Developing Automaticity: Repetitions and Dual Tasking
As an adult, with 6-10,000 steps per day, gait should be wellformed as a procedural memory [15-17] given – as long as they are free of other influences (e.g., clothing or footwear changes, pain, etc). Clearly, the more skilled a person is, the harder it is to distract them enough to affect their performance [15-20]. Examples include the elderly patient that is not acclimated to new footwear, is ambulating with a new assistive device, is experiencing ankle pain, or is 5 days post surgical from total knee replacement. These individuals are not operating under full automaticity and can be more easily affected with distractions.
In a related consideration, patients with mild cognitive impairment (MCI) may have fewer cognitive resources to devote to the “equation&” of dual task tolerance [21,22]. In contrast, redundancy or reserve in intelligence and cognition can afford enough shared resources to divide (simultaneous), or decide (allocate appropriate resources through filtering) when faced with dual task demands.
How many repetitions of a task are needed, to make it “automatic&”, though?
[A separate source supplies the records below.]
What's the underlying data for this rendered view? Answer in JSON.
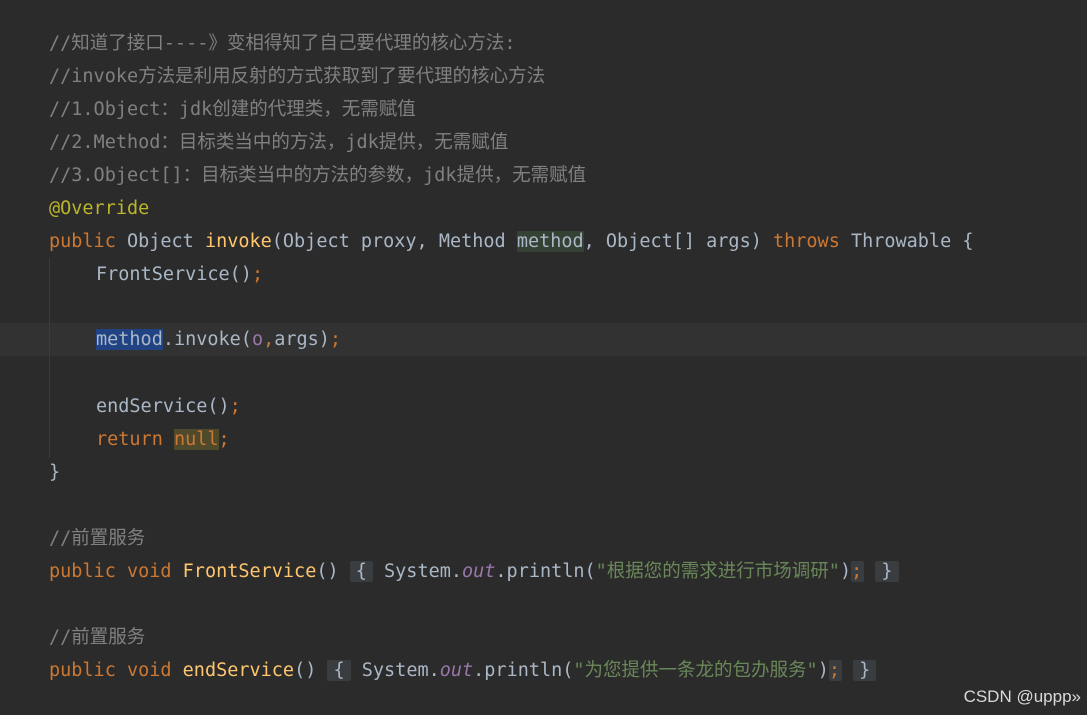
{
  "code": {
    "comments": [
      "//知道了接口----》变相得知了自己要代理的核心方法:",
      "//invoke方法是利用反射的方式获取到了要代理的核心方法",
      "//1.Object：jdk创建的代理类，无需赋值",
      "//2.Method：目标类当中的方法，jdk提供，无需赋值",
      "//3.Object[]：目标类当中的方法的参数，jdk提供，无需赋值"
    ],
    "annotation": "@Override",
    "sig": {
      "kw_public": "public",
      "ret_type": " Object ",
      "name": "invoke",
      "params_a": "(Object proxy, Method ",
      "param_method": "method",
      "params_b": ", Object[] args) ",
      "kw_throws": "throws",
      "tail": " Throwable {"
    },
    "front_call": {
      "name": "FrontService()",
      "semi": ";"
    },
    "invoke_line": {
      "selected": "method",
      "rest": ".invoke(",
      "arg_o": "o",
      "comma": ",",
      "args": "args",
      "close": ")",
      "semi": ";"
    },
    "end_call": {
      "name": "endService()",
      "semi": ";"
    },
    "return_line": {
      "kw": "return",
      "val": "null",
      "semi": ";"
    },
    "close_brace": "}",
    "comment_front": "//前置服务",
    "front_method": {
      "kw_public": "public",
      "kw_void": "void",
      "name": "FrontService",
      "parens": "()",
      "open": "{",
      "sys": " System.",
      "out": "out",
      "println": ".println(",
      "str": "\"根据您的需求进行市场调研\"",
      "close_paren": ")",
      "semi": ";",
      "close": "}"
    },
    "comment_end": "//前置服务",
    "end_method": {
      "kw_public": "public",
      "kw_void": "void",
      "name": "endService",
      "parens": "()",
      "open": "{",
      "sys": " System.",
      "out": "out",
      "println": ".println(",
      "str": "\"为您提供一条龙的包办服务\"",
      "close_paren": ")",
      "semi": ";",
      "close": "}"
    }
  },
  "watermark": "CSDN @uppp»",
  "colors": {
    "background": "#2b2b2b",
    "comment": "#808080",
    "keyword": "#cc7832",
    "function": "#ffc66d",
    "string": "#6a8759",
    "annotation": "#bbb529",
    "static_field": "#9876aa",
    "selection": "#214283"
  }
}
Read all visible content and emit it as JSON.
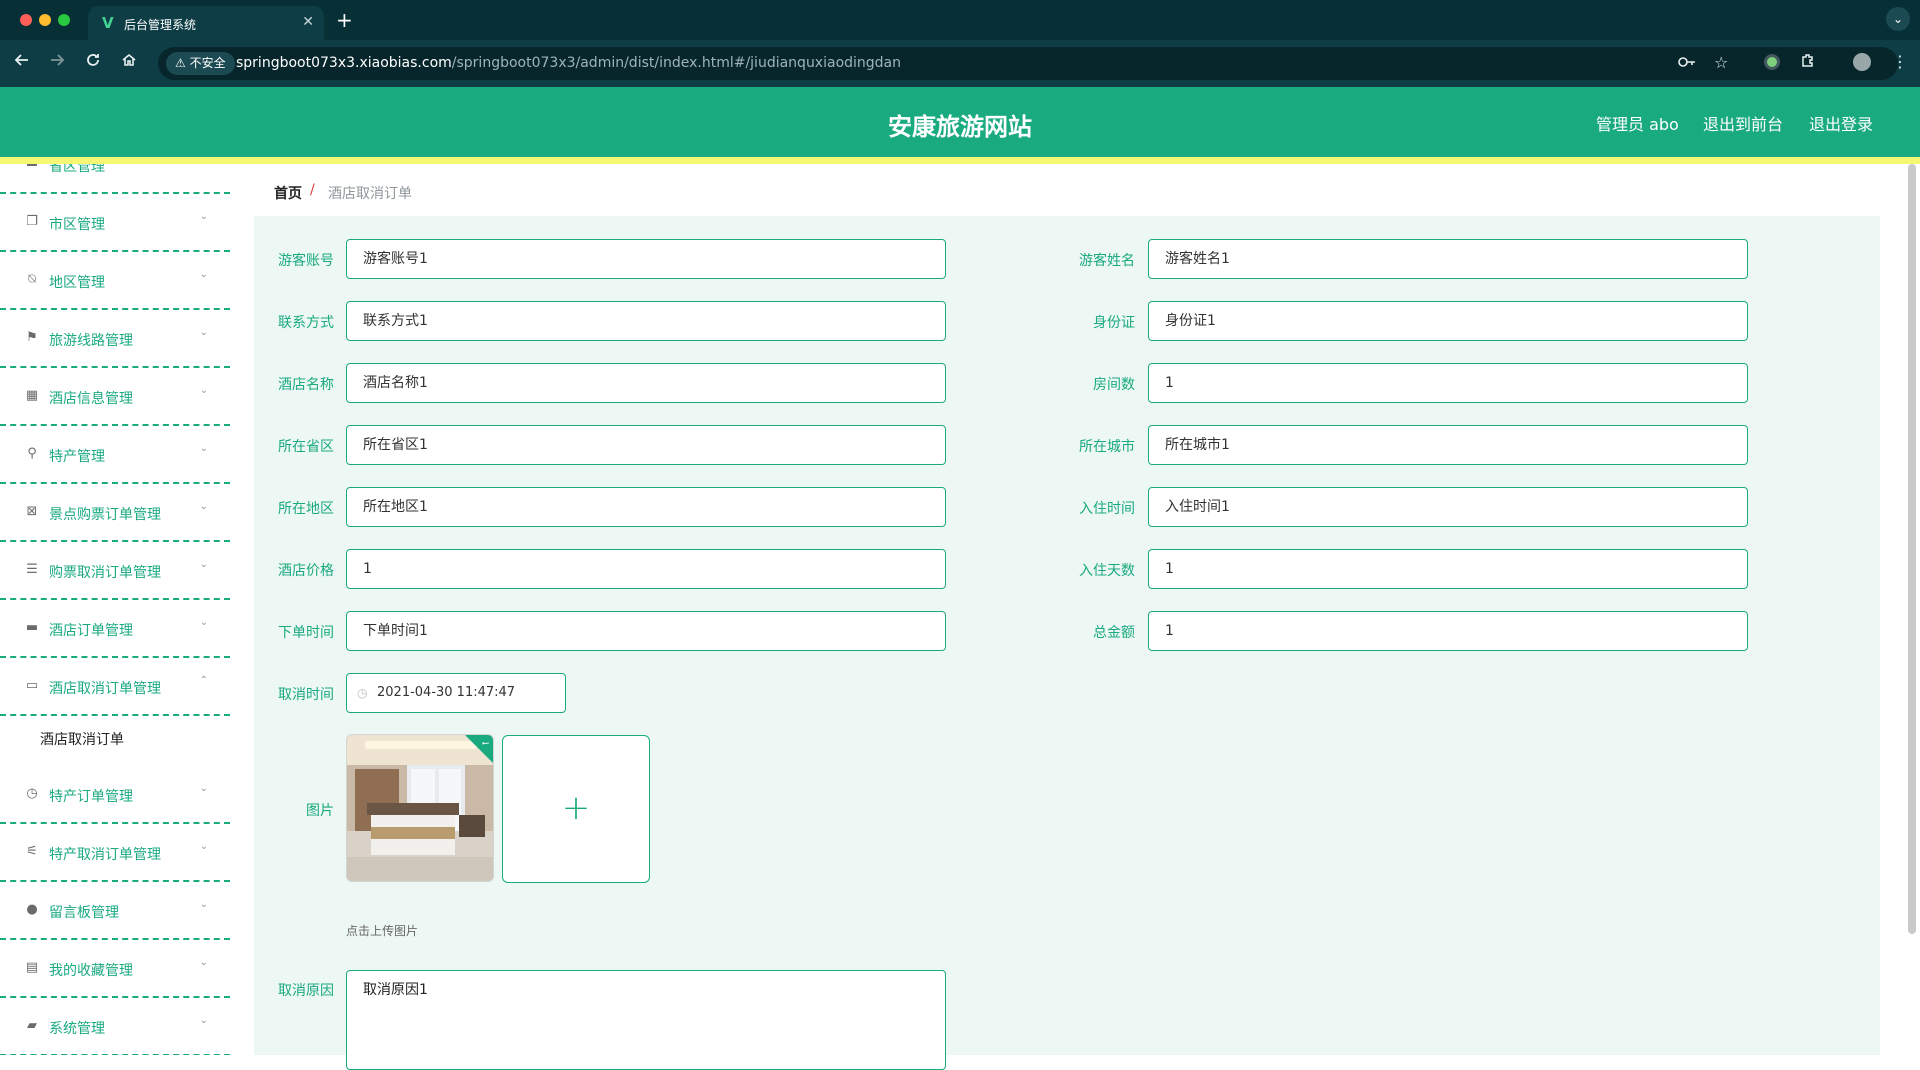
{
  "browser": {
    "tab_title": "后台管理系统",
    "tab_logo": "V",
    "close_glyph": "✕",
    "new_tab_glyph": "+",
    "tab_menu_glyph": "⌄",
    "insecure_label": "不安全",
    "url_domain": "springboot073x3.xiaobias.com",
    "url_path": "/springboot073x3/admin/dist/index.html#/jiudianquxiaodingdan",
    "icons": [
      "back-icon",
      "forward-icon",
      "reload-icon",
      "home-icon",
      "warning-icon",
      "key-icon",
      "star-icon",
      "extensions-icon",
      "profile-icon",
      "menu-icon"
    ]
  },
  "header": {
    "title": "安康旅游网站",
    "admin_label": "管理员 abo",
    "to_front_label": "退出到前台",
    "logout_label": "退出登录",
    "color": "#1aaa7f"
  },
  "sidebar": {
    "partial_top_label": "省区管理",
    "items": [
      {
        "label": "市区管理",
        "icon": "copy-icon",
        "glyph": "❐",
        "arrow": "⌄"
      },
      {
        "label": "地区管理",
        "icon": "bell-off-icon",
        "glyph": "⍉",
        "arrow": "⌄"
      },
      {
        "label": "旅游线路管理",
        "icon": "flag-icon",
        "glyph": "⚑",
        "arrow": "⌄"
      },
      {
        "label": "酒店信息管理",
        "icon": "grid-icon",
        "glyph": "▦",
        "arrow": "⌄"
      },
      {
        "label": "特产管理",
        "icon": "microphone-icon",
        "glyph": "⚲",
        "arrow": "⌄"
      },
      {
        "label": "景点购票订单管理",
        "icon": "clipboard-x-icon",
        "glyph": "⊠",
        "arrow": "⌄"
      },
      {
        "label": "购票取消订单管理",
        "icon": "list-icon",
        "glyph": "☰",
        "arrow": "⌄"
      },
      {
        "label": "酒店订单管理",
        "icon": "monitor-icon",
        "glyph": "▬",
        "arrow": "⌄"
      },
      {
        "label": "酒店取消订单管理",
        "icon": "tray-icon",
        "glyph": "▭",
        "arrow": "⌃"
      },
      {
        "label": "特产订单管理",
        "icon": "clock-icon",
        "glyph": "◷",
        "arrow": "⌄"
      },
      {
        "label": "特产取消订单管理",
        "icon": "sliders-icon",
        "glyph": "⚟",
        "arrow": "⌄"
      },
      {
        "label": "留言板管理",
        "icon": "lightbulb-icon",
        "glyph": "●",
        "arrow": "⌄"
      },
      {
        "label": "我的收藏管理",
        "icon": "document-icon",
        "glyph": "▤",
        "arrow": "⌄"
      },
      {
        "label": "系统管理",
        "icon": "ticket-icon",
        "glyph": "▰",
        "arrow": "⌄"
      }
    ],
    "submenu_active": "酒店取消订单"
  },
  "breadcrumb": {
    "home": "首页",
    "separator": "/",
    "current": "酒店取消订单"
  },
  "form": {
    "fields": [
      {
        "label": "游客账号",
        "value": "游客账号1"
      },
      {
        "label": "游客姓名",
        "value": "游客姓名1"
      },
      {
        "label": "联系方式",
        "value": "联系方式1"
      },
      {
        "label": "身份证",
        "value": "身份证1"
      },
      {
        "label": "酒店名称",
        "value": "酒店名称1"
      },
      {
        "label": "房间数",
        "value": "1"
      },
      {
        "label": "所在省区",
        "value": "所在省区1"
      },
      {
        "label": "所在城市",
        "value": "所在城市1"
      },
      {
        "label": "所在地区",
        "value": "所在地区1"
      },
      {
        "label": "入住时间",
        "value": "入住时间1"
      },
      {
        "label": "酒店价格",
        "value": "1"
      },
      {
        "label": "入住天数",
        "value": "1"
      },
      {
        "label": "下单时间",
        "value": "下单时间1"
      },
      {
        "label": "总金额",
        "value": "1"
      }
    ],
    "cancel_time_label": "取消时间",
    "cancel_time_value": "2021-04-30 11:47:47",
    "clock_glyph": "◷",
    "image_label": "图片",
    "upload_plus": "+",
    "upload_check": "✓",
    "upload_hint": "点击上传图片",
    "reason_label": "取消原因",
    "reason_value": "取消原因1"
  }
}
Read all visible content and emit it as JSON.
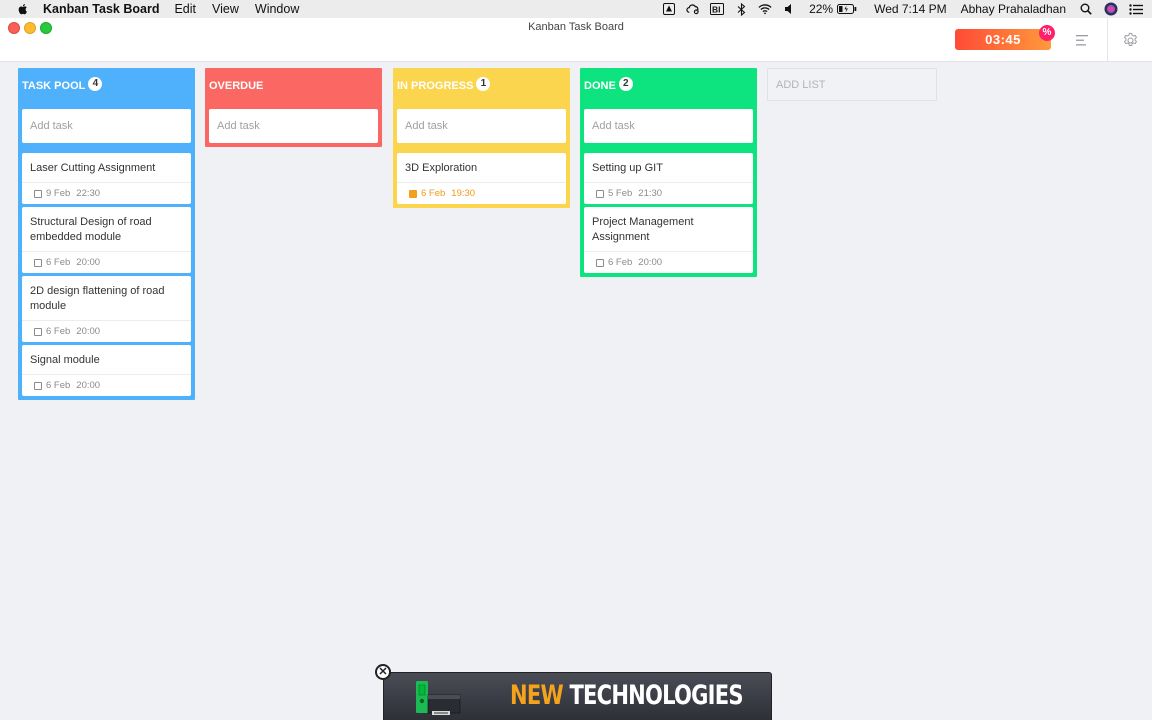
{
  "menubar": {
    "app_name": "Kanban Task Board",
    "items": [
      "Edit",
      "View",
      "Window"
    ],
    "battery": "22%",
    "clock": "Wed 7:14 PM",
    "user": "Abhay Prahaladhan"
  },
  "window": {
    "title": "Kanban Task Board",
    "timer": "03:45",
    "timer_badge": "%"
  },
  "lists": [
    {
      "name": "TASK POOL",
      "count": "4",
      "color": "#4fb0fb",
      "add_placeholder": "Add task",
      "cards": [
        {
          "title": "Laser Cutting Assignment",
          "date": "9 Feb",
          "time": "22:30"
        },
        {
          "title": "Structural Design of road embedded module",
          "date": "6 Feb",
          "time": "20:00"
        },
        {
          "title": "2D design flattening of road module",
          "date": "6 Feb",
          "time": "20:00"
        },
        {
          "title": "Signal module",
          "date": "6 Feb",
          "time": "20:00"
        }
      ]
    },
    {
      "name": "OVERDUE",
      "count": "",
      "color": "#fb6863",
      "add_placeholder": "Add task",
      "cards": []
    },
    {
      "name": "IN PROGRESS",
      "count": "1",
      "color": "#fad54d",
      "add_placeholder": "Add task",
      "cards": [
        {
          "title": "3D Exploration",
          "date": "6 Feb",
          "time": "19:30"
        }
      ]
    },
    {
      "name": "DONE",
      "count": "2",
      "color": "#0de47f",
      "add_placeholder": "Add task",
      "cards": [
        {
          "title": "Setting up GIT",
          "date": "5 Feb",
          "time": "21:30"
        },
        {
          "title": "Project Management Assignment",
          "date": "6 Feb",
          "time": "20:00"
        }
      ]
    }
  ],
  "add_list_label": "ADD LIST",
  "ad": {
    "accent_word": "NEW",
    "rest": " TECHNOLOGIES",
    "close_glyph": "✕"
  }
}
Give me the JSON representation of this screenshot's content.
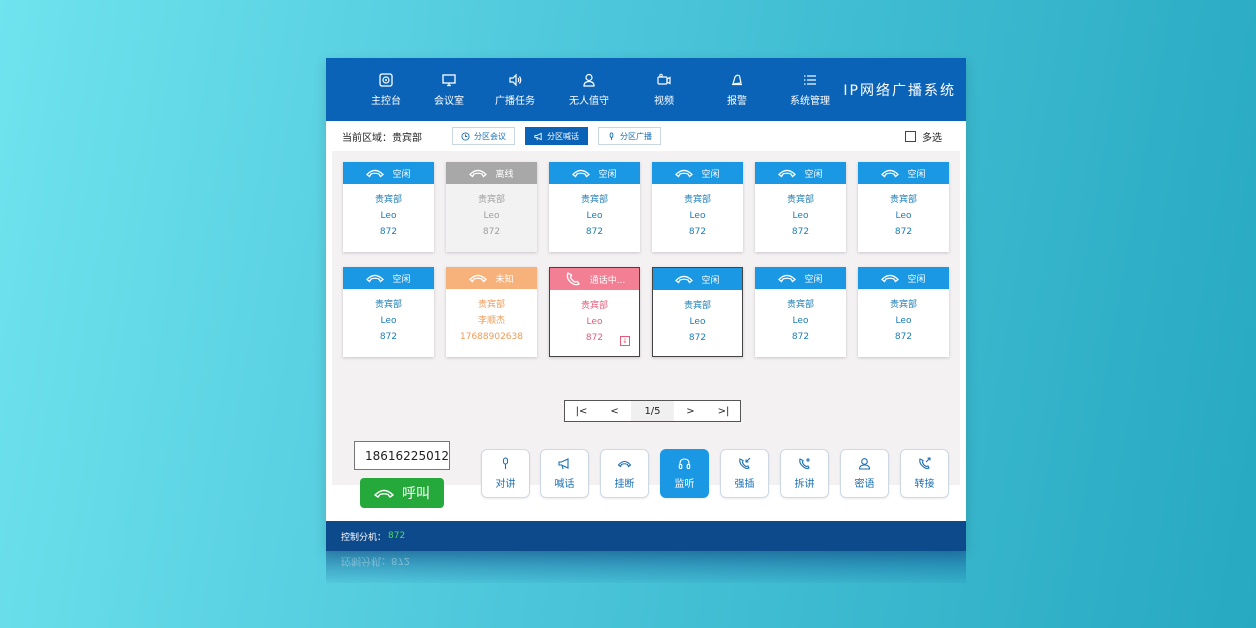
{
  "header": {
    "nav": [
      {
        "label": "主控台",
        "icon": "console-icon"
      },
      {
        "label": "会议室",
        "icon": "monitor-icon"
      },
      {
        "label": "广播任务",
        "icon": "speaker-icon"
      },
      {
        "label": "无人值守",
        "icon": "user-icon"
      },
      {
        "label": "视频",
        "icon": "camera-icon"
      },
      {
        "label": "报警",
        "icon": "alarm-icon"
      },
      {
        "label": "系统管理",
        "icon": "list-icon"
      }
    ],
    "system_title": "IP网络广播系统"
  },
  "area": {
    "current_label": "当前区域：贵宾部",
    "buttons": [
      {
        "label": "分区会议",
        "icon": "clock-icon"
      },
      {
        "label": "分区喊话",
        "icon": "megaphone-icon"
      },
      {
        "label": "分区广播",
        "icon": "mic-icon"
      }
    ],
    "multi_select_label": "多选"
  },
  "cards": [
    {
      "status": "空闲",
      "state": "idle",
      "dept": "贵宾部",
      "name": "Leo",
      "ext": "872"
    },
    {
      "status": "离线",
      "state": "offline",
      "dept": "贵宾部",
      "name": "Leo",
      "ext": "872"
    },
    {
      "status": "空闲",
      "state": "idle",
      "dept": "贵宾部",
      "name": "Leo",
      "ext": "872"
    },
    {
      "status": "空闲",
      "state": "idle",
      "dept": "贵宾部",
      "name": "Leo",
      "ext": "872"
    },
    {
      "status": "空闲",
      "state": "idle",
      "dept": "贵宾部",
      "name": "Leo",
      "ext": "872"
    },
    {
      "status": "空闲",
      "state": "idle",
      "dept": "贵宾部",
      "name": "Leo",
      "ext": "872"
    },
    {
      "status": "空闲",
      "state": "idle",
      "dept": "贵宾部",
      "name": "Leo",
      "ext": "872"
    },
    {
      "status": "未知",
      "state": "unknown",
      "dept": "贵宾部",
      "name": "李顺杰",
      "ext": "17688902638"
    },
    {
      "status": "通话中...",
      "state": "calling",
      "dept": "贵宾部",
      "name": "Leo",
      "ext": "872"
    },
    {
      "status": "空闲",
      "state": "selected",
      "dept": "贵宾部",
      "name": "Leo",
      "ext": "872"
    },
    {
      "status": "空闲",
      "state": "idle",
      "dept": "贵宾部",
      "name": "Leo",
      "ext": "872"
    },
    {
      "status": "空闲",
      "state": "idle",
      "dept": "贵宾部",
      "name": "Leo",
      "ext": "872"
    }
  ],
  "pager": {
    "first": "|<",
    "prev": "<",
    "page": "1/5",
    "next": ">",
    "last": ">|"
  },
  "dial": {
    "number": "18616225012",
    "call_label": "呼叫"
  },
  "controls": [
    {
      "label": "对讲",
      "icon": "mic-icon"
    },
    {
      "label": "喊话",
      "icon": "megaphone-icon"
    },
    {
      "label": "挂断",
      "icon": "hangup-icon"
    },
    {
      "label": "监听",
      "icon": "headset-icon",
      "active": true
    },
    {
      "label": "强插",
      "icon": "phone-incoming-icon"
    },
    {
      "label": "拆讲",
      "icon": "phone-plus-icon"
    },
    {
      "label": "密语",
      "icon": "user-headset-icon"
    },
    {
      "label": "转接",
      "icon": "phone-forward-icon"
    }
  ],
  "footer": {
    "label": "控制分机：",
    "ext": "872"
  },
  "colors": {
    "header": "#0b63b7",
    "idle": "#1a98e3",
    "offline": "#a8a8a8",
    "unknown": "#f7b27b",
    "calling": "#f37f94",
    "call_button": "#25a93a",
    "footer": "#0d4a8c"
  }
}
What are the testable parameters to define “arrived&” for automaticity [23,24]? It is difficult to estimate the number of trials needed to make a new procedural memory, as many factors are likely to influence the outcome. The timing of the rehearsal trials matters, for example, we know that spaced retrieval can lead to new skill development much quicker than other rehearsal schedules, even for people with cognitive impairment [25,26]. Another factor is whether the learner can use declarative memory to support the development of the new procedural learning [21]. If the learner needs to inhibit an existing procedural memory, in order to perform a new behavior that could also reduce the efficiency of learning.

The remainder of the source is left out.